Every old-timer in swimming has a favorite Johnny Weissmuller story. To them all, he was the world’s greatest swimmer, yet ironically the producer who signed him to play Tarzan didn’t know Johnny could swim. “Many think I turned pro to go into the movies,” Johnny says, “but this is not true. I was working for a bathing suit company for $500 a week for five years, which was not bad money then (or now). I was in Los Angeles and they asked me if I would like to screen test for Tarzan. I told them ‘no thanks’ but they said I could go to the MGM lot and meet Greta Garbo and have lunch with Clark Gable. Any kid would want to do that so I said ‘okay’. I had to climb a tree and then run past the camera carrying a girl. There were 150 actors trying for the part, so after lunch, I took off for Oregon on my next stop for the swim suit outfit. Somebody called me on the phone and said ‘Johnny, you got it.’ ‘Got what?’ ‘You’re Tarzan.’ ‘What happened to those other 150 guys?’ ‘They picked you.’”

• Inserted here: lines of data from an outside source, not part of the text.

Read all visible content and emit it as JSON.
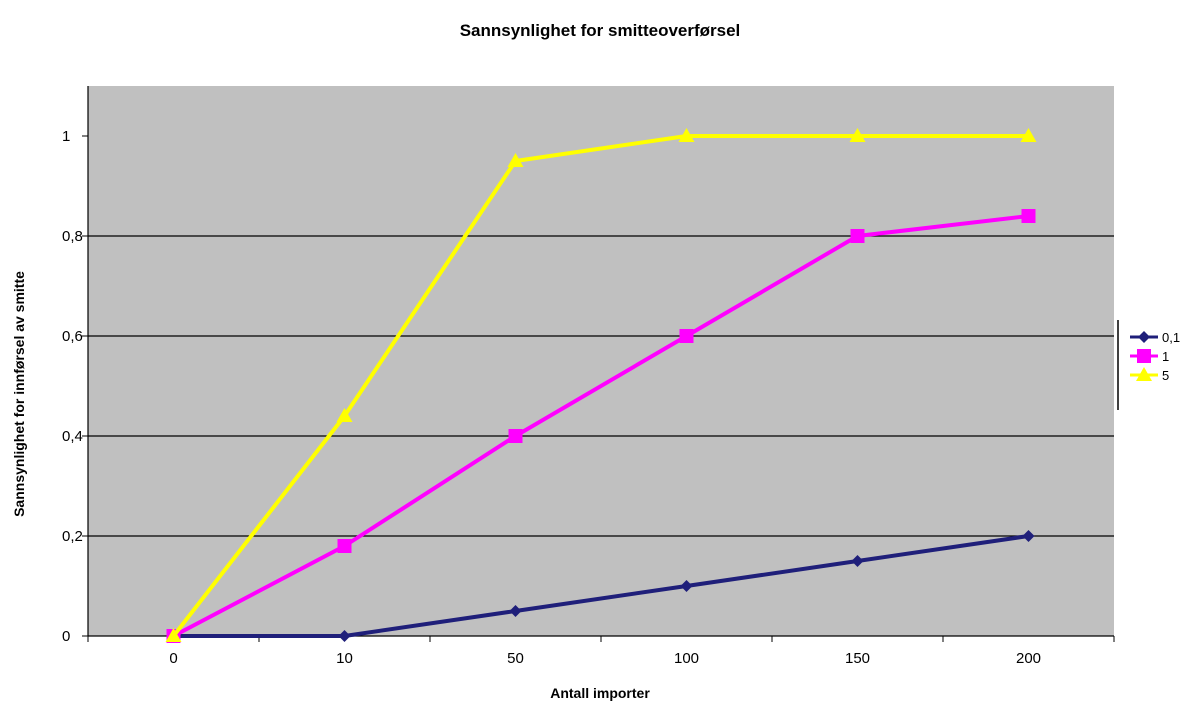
{
  "chart_data": {
    "type": "line",
    "title": "Sannsynlighet for smitteoverførsel",
    "xlabel": "Antall importer",
    "ylabel": "Sannsynlighet for innførsel av smitte",
    "categories": [
      "0",
      "10",
      "50",
      "100",
      "150",
      "200"
    ],
    "ylim": [
      0,
      1.1
    ],
    "yticks": [
      0,
      0.2,
      0.4,
      0.6,
      0.8,
      1
    ],
    "ytick_labels": [
      "0",
      "0,2",
      "0,4",
      "0,6",
      "0,8",
      "1"
    ],
    "grid": "horizontal major lines at 0,4, 0,6 and 0,8",
    "plot_background": "#c0c0c0",
    "legend_position": "right",
    "series": [
      {
        "name": "0,1",
        "values": [
          0,
          0,
          0.05,
          0.1,
          0.15,
          0.2
        ],
        "color": "#1f1f7a",
        "marker": "diamond"
      },
      {
        "name": "1",
        "values": [
          0,
          0.18,
          0.4,
          0.6,
          0.8,
          0.84
        ],
        "color": "#ff00ff",
        "marker": "square"
      },
      {
        "name": "5",
        "values": [
          0,
          0.44,
          0.95,
          1,
          1,
          1
        ],
        "color": "#ffff00",
        "marker": "triangle"
      }
    ]
  }
}
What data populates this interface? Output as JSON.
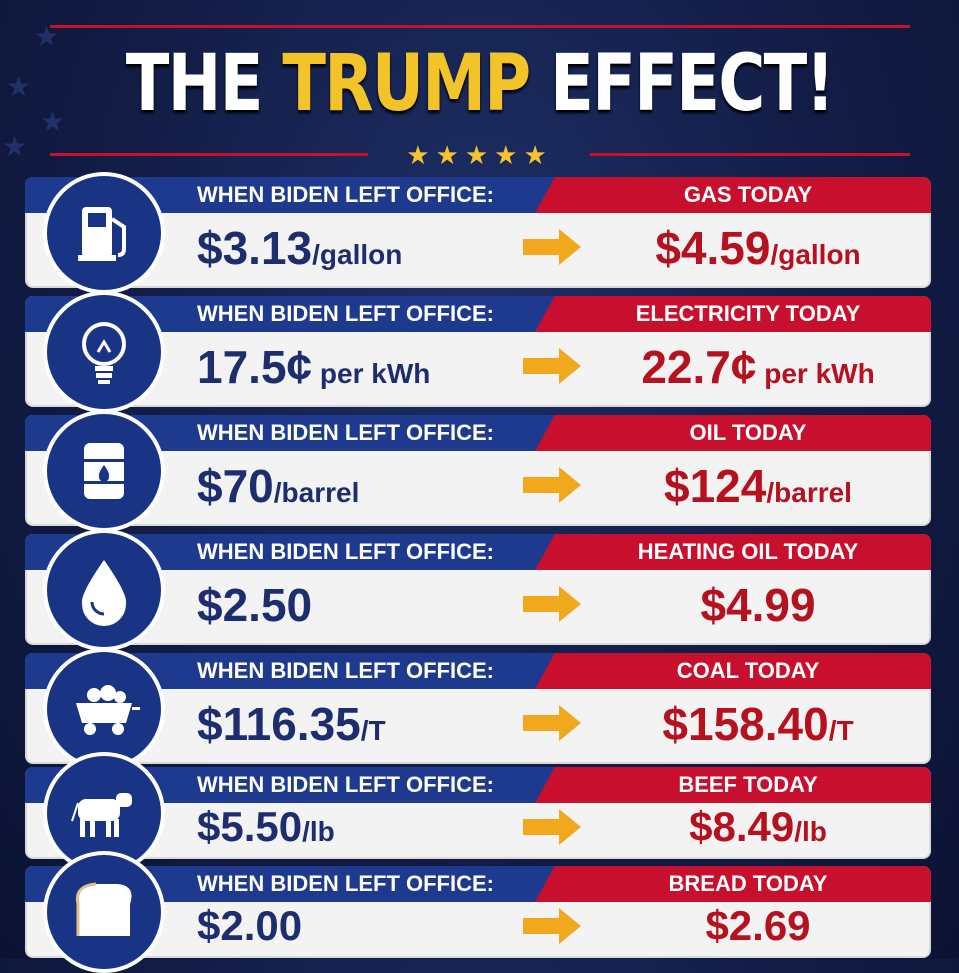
{
  "title": {
    "part1": "THE",
    "part2": "TRUMP",
    "part3": "EFFECT!"
  },
  "stars": "★★★★★",
  "colors": {
    "navy": "#1d3a8f",
    "red": "#c8102e",
    "gold": "#f2c42a",
    "bg": "#121c45"
  },
  "rows": [
    {
      "icon": "gas-pump-icon",
      "left_label": "WHEN BIDEN LEFT OFFICE:",
      "left_value": "$3.13",
      "left_unit": "/gallon",
      "right_label": "GAS TODAY",
      "right_value": "$4.59",
      "right_unit": "/gallon"
    },
    {
      "icon": "lightbulb-icon",
      "left_label": "WHEN BIDEN LEFT OFFICE:",
      "left_value": "17.5¢",
      "left_unit": " per kWh",
      "right_label": "ELECTRICITY TODAY",
      "right_value": "22.7¢",
      "right_unit": " per kWh"
    },
    {
      "icon": "oil-barrel-icon",
      "left_label": "WHEN BIDEN LEFT OFFICE:",
      "left_value": "$70",
      "left_unit": "/barrel",
      "right_label": "OIL TODAY",
      "right_value": "$124",
      "right_unit": "/barrel"
    },
    {
      "icon": "droplet-icon",
      "left_label": "WHEN BIDEN LEFT OFFICE:",
      "left_value": "$2.50",
      "left_unit": "",
      "right_label": "HEATING OIL TODAY",
      "right_value": "$4.99",
      "right_unit": ""
    },
    {
      "icon": "coal-cart-icon",
      "left_label": "WHEN BIDEN LEFT OFFICE:",
      "left_value": "$116.35",
      "left_unit": "/T",
      "right_label": "COAL TODAY",
      "right_value": "$158.40",
      "right_unit": "/T"
    },
    {
      "icon": "cow-icon",
      "left_label": "WHEN BIDEN LEFT OFFICE:",
      "left_value": "$5.50",
      "left_unit": "/lb",
      "right_label": "BEEF TODAY",
      "right_value": "$8.49",
      "right_unit": "/lb"
    },
    {
      "icon": "bread-icon",
      "left_label": "WHEN BIDEN LEFT OFFICE:",
      "left_value": "$2.00",
      "left_unit": "",
      "right_label": "BREAD TODAY",
      "right_value": "$2.69",
      "right_unit": ""
    }
  ]
}
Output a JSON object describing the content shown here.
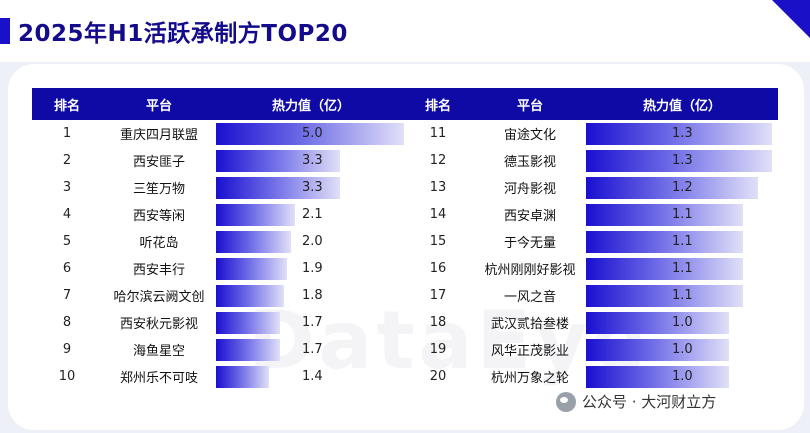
{
  "title": "2025年H1活跃承制方TOP20",
  "watermark_text": "公众号 · 大河财立方",
  "background_watermark": "DataEye",
  "colors": {
    "header_bg": "#0f0aa6",
    "bar_start": "#1a0fd0",
    "bar_end": "#e0e0f8",
    "title": "#140a8c"
  },
  "headers": {
    "rank": "排名",
    "platform": "平台",
    "heat": "热力值（亿）"
  },
  "max_value": 5.0,
  "left_rows": [
    {
      "rank": "1",
      "platform": "重庆四月联盟",
      "value": "5.0"
    },
    {
      "rank": "2",
      "platform": "西安匪子",
      "value": "3.3"
    },
    {
      "rank": "3",
      "platform": "三笙万物",
      "value": "3.3"
    },
    {
      "rank": "4",
      "platform": "西安等闲",
      "value": "2.1"
    },
    {
      "rank": "5",
      "platform": "听花岛",
      "value": "2.0"
    },
    {
      "rank": "6",
      "platform": "西安丰行",
      "value": "1.9"
    },
    {
      "rank": "7",
      "platform": "哈尔滨云阙文创",
      "value": "1.8"
    },
    {
      "rank": "8",
      "platform": "西安秋元影视",
      "value": "1.7"
    },
    {
      "rank": "9",
      "platform": "海鱼星空",
      "value": "1.7"
    },
    {
      "rank": "10",
      "platform": "郑州乐不可吱",
      "value": "1.4"
    }
  ],
  "right_rows": [
    {
      "rank": "11",
      "platform": "宙途文化",
      "value": "1.3"
    },
    {
      "rank": "12",
      "platform": "德玉影视",
      "value": "1.3"
    },
    {
      "rank": "13",
      "platform": "河舟影视",
      "value": "1.2"
    },
    {
      "rank": "14",
      "platform": "西安卓渊",
      "value": "1.1"
    },
    {
      "rank": "15",
      "platform": "于今无量",
      "value": "1.1"
    },
    {
      "rank": "16",
      "platform": "杭州刚刚好影视",
      "value": "1.1"
    },
    {
      "rank": "17",
      "platform": "一风之音",
      "value": "1.1"
    },
    {
      "rank": "18",
      "platform": "武汉贰拾叁楼",
      "value": "1.0"
    },
    {
      "rank": "19",
      "platform": "风华正茂影业",
      "value": "1.0"
    },
    {
      "rank": "20",
      "platform": "杭州万象之轮",
      "value": "1.0"
    }
  ]
}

“So the producer asked me my name and he said it would never go. ‘We’ll have to shorten it,’ he said. ‘Weissmuller is to long. It will never go on a marquee.’ The director butted in. ‘Don’t you ever read the papers?’ he asked the producer. ‘This guy is the world’s greatest swimmer.’ The producer said he only read the trade papers, but okay, I could keep my name and he told the writers, ‘put a lot of swimming in the movie, because this guy can swim.’”
“So you see why I owe everything to swimming,” Weissmuller says. “It not only made my name, it saved my name. Without swimming, I’d be a nobody. Who ever heard of Jon Weis, marquee or no marquee.”
Besides swimming, Johnny Weissmuller played on two U.S. Olympic water polo teams. “Water polo’s a rough game,” Johnny says. “We never could beat those Yugoslavians. They never blow a whistle over there. Anyhow, that’s where I learned to duck. It came in handy when Cheetah started throwing coconuts.”